Parole was also a patriarchal tool; women were frequently paroled into domestic jobs, the only ones for which they had been trained. In this way, vocational regulation went hand-in-hand with social control. Women were punished by revoking parole for "sauciness," obscenity, or failure to work hard enough. 19th century women were cited for a parole violation for going on car rides with men, for becoming pregnant, going around with a disreputable married man, or associating with the father of her child. The very unrepentant women were ultimately transferred indefinitely to asylums for the "feeble-minded." Reformatories were supposed to be an early form of rehabilitation, yet essentially punished those who did not conform to bourgeois definitions of femininity and prescribed gender roles. The prisoners were to embrace the social values, although of course never to occupy the social station, of a "lady".
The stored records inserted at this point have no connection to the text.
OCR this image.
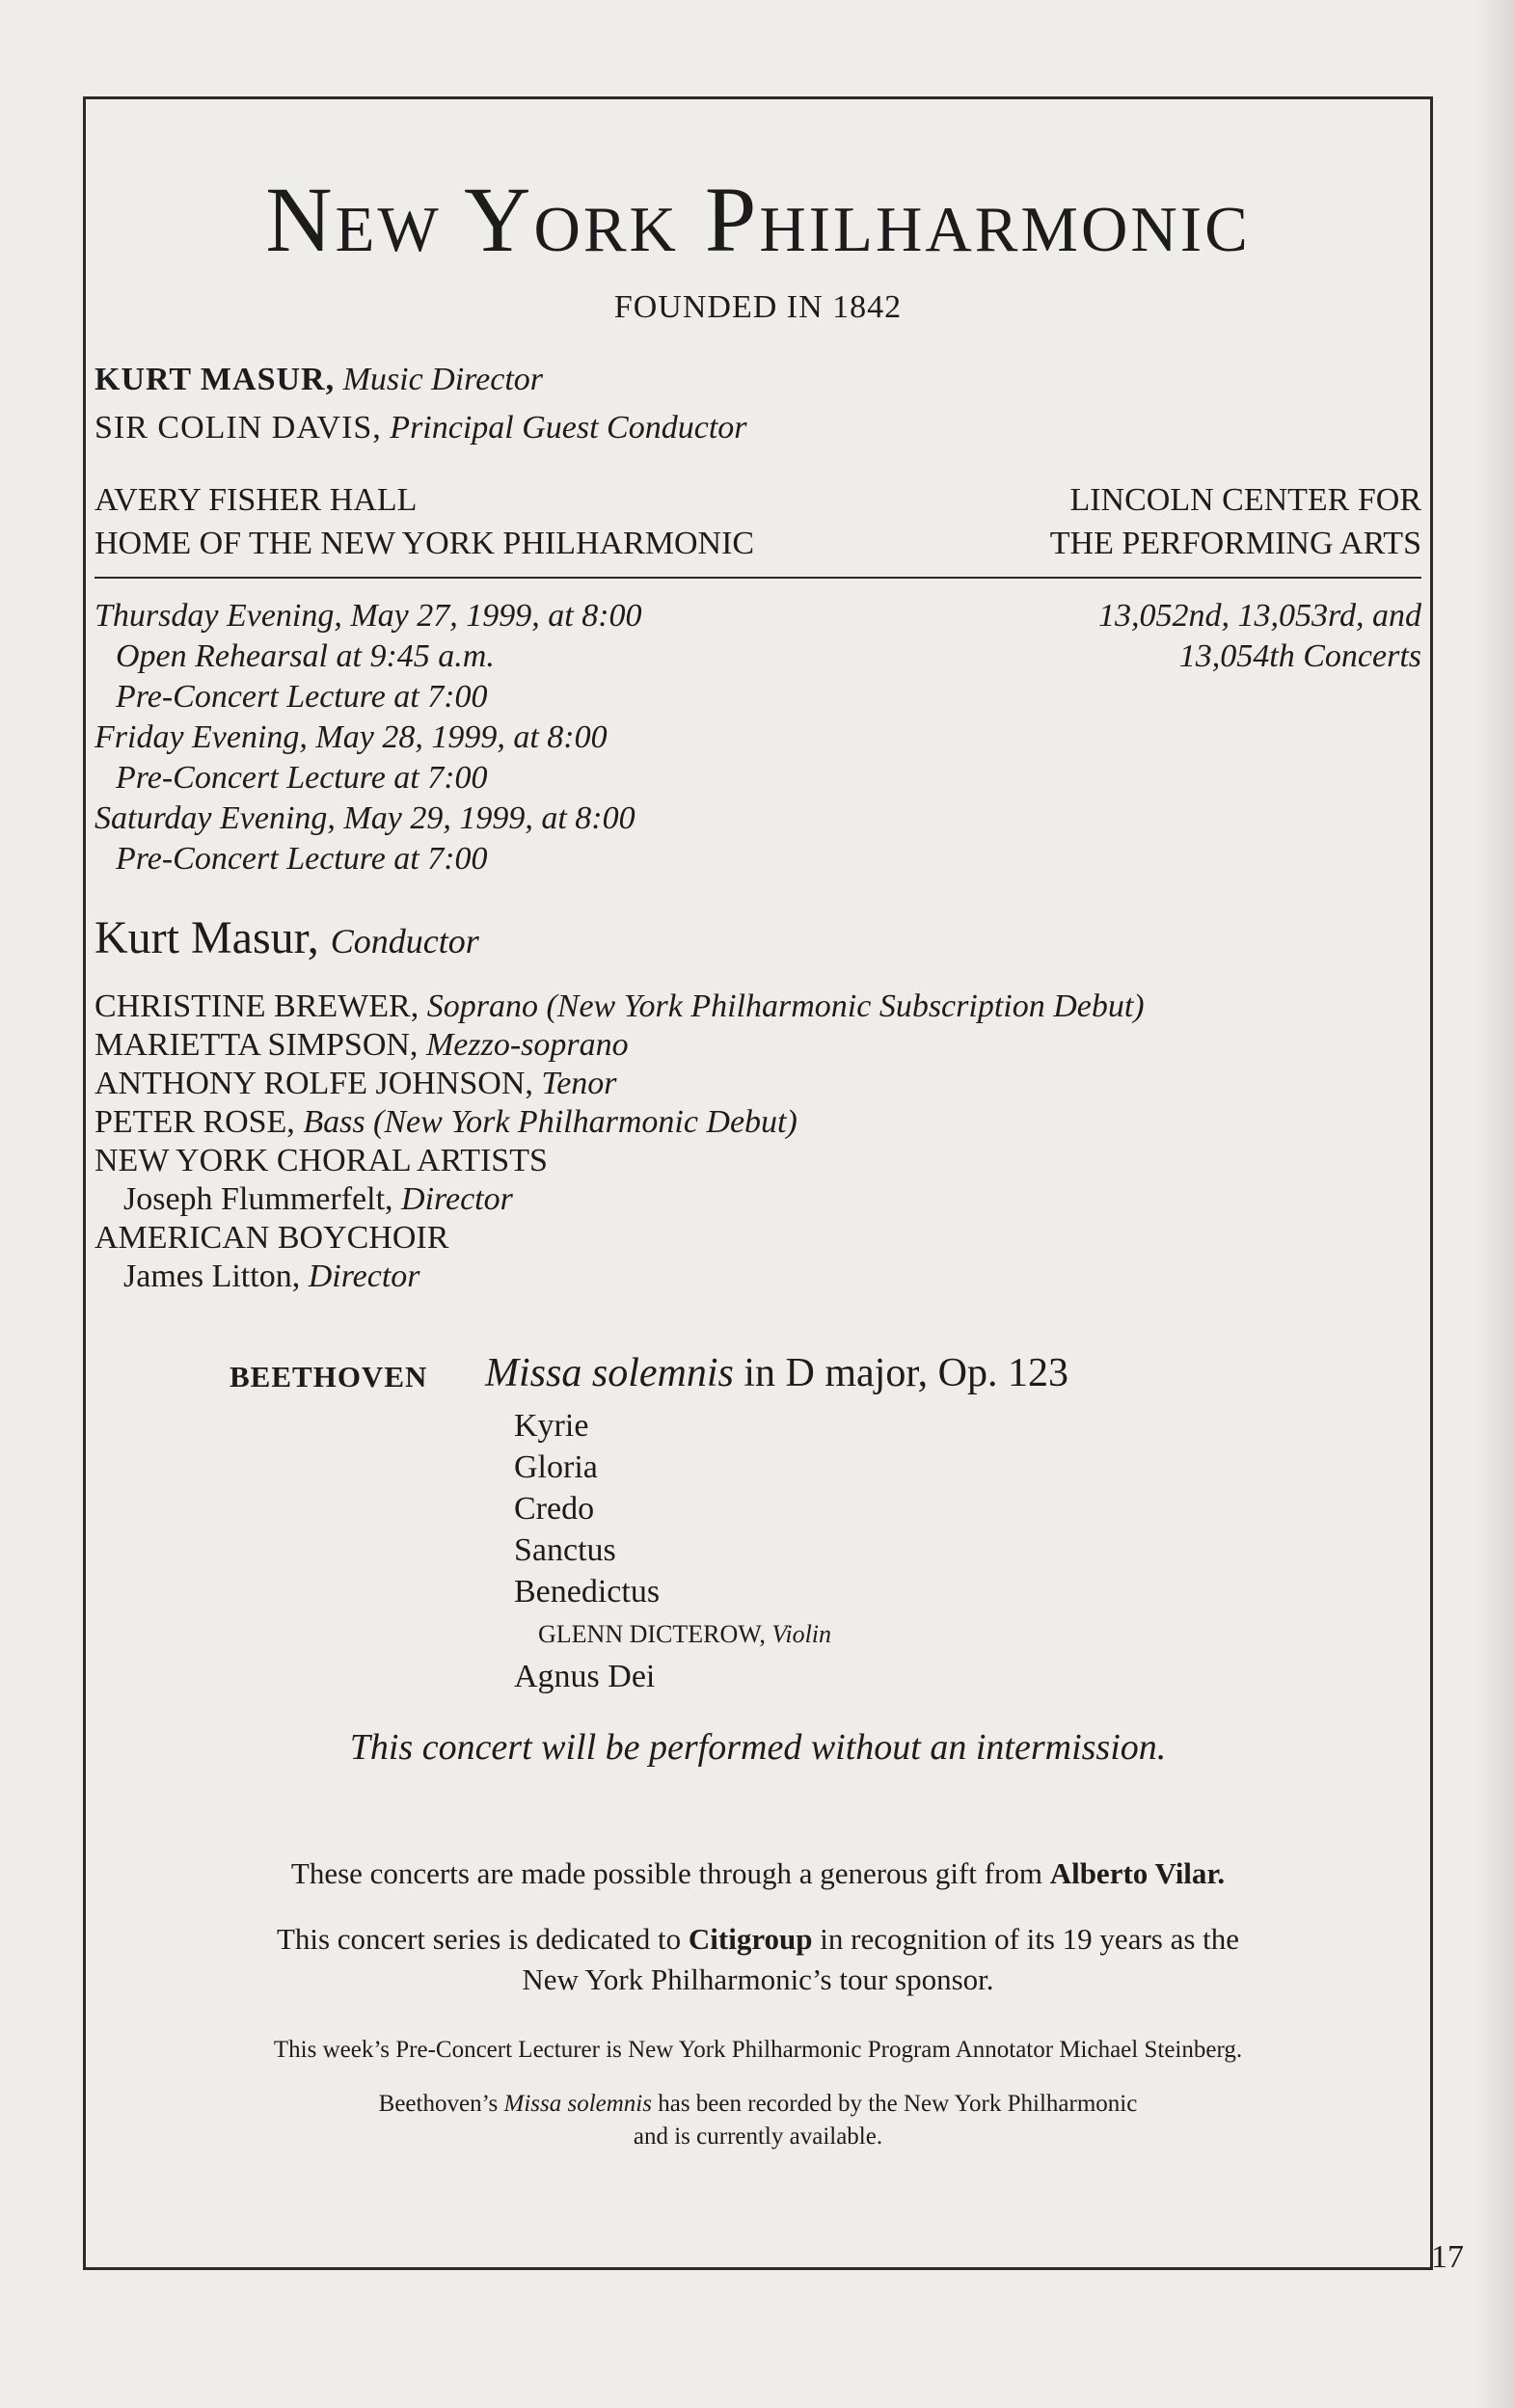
New York Philharmonic
FOUNDED IN 1842
KURT MASUR, Music Director
SIR COLIN DAVIS, Principal Guest Conductor
AVERY FISHER HALL
HOME OF THE NEW YORK PHILHARMONIC
LINCOLN CENTER FOR
THE PERFORMING ARTS
Thursday Evening, May 27, 1999, at 8:00
Open Rehearsal at 9:45 a.m.
Pre-Concert Lecture at 7:00
Friday Evening, May 28, 1999, at 8:00
Pre-Concert Lecture at 7:00
Saturday Evening, May 29, 1999, at 8:00
Pre-Concert Lecture at 7:00
13,052nd, 13,053rd, and
13,054th Concerts
Kurt Masur, Conductor
CHRISTINE BREWER, Soprano (New York Philharmonic Subscription Debut)
MARIETTA SIMPSON, Mezzo-soprano
ANTHONY ROLFE JOHNSON, Tenor
PETER ROSE, Bass (New York Philharmonic Debut)
NEW YORK CHORAL ARTISTS
Joseph Flummerfelt, Director
AMERICAN BOYCHOIR
James Litton, Director
BEETHOVEN Missa solemnis in D major, Op. 123
Kyrie
Gloria
Credo
Sanctus
Benedictus
GLENN DICTEROW, Violin
Agnus Dei
This concert will be performed without an intermission.
These concerts are made possible through a generous gift from Alberto Vilar.
This concert series is dedicated to Citigroup in recognition of its 19 years as the
New York Philharmonic’s tour sponsor.
This week’s Pre-Concert Lecturer is New York Philharmonic Program Annotator Michael Steinberg.
Beethoven’s Missa solemnis has been recorded by the New York Philharmonic
and is currently available.
17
Modern institutions retain the sexist legacy of the reformatories within contemporary structures of the patriarchy such as the strict reinforcement of gender roles and the infantilization of women through routines and paternalistic attitudes also described as a pseudo-motherly attitude, with guards calling prisoners by their first names and-admonishing them to "grow up," "be good girls" and "behave". Friendship among women is discouraged, and the homophobia of the prison system is exemplified by rules in many prisons (especially in the U$) which prohibit any type of physical contact between women prisoners. Lesbians may be confronted with extra surveillance or may receive incident reports simply because they are gay.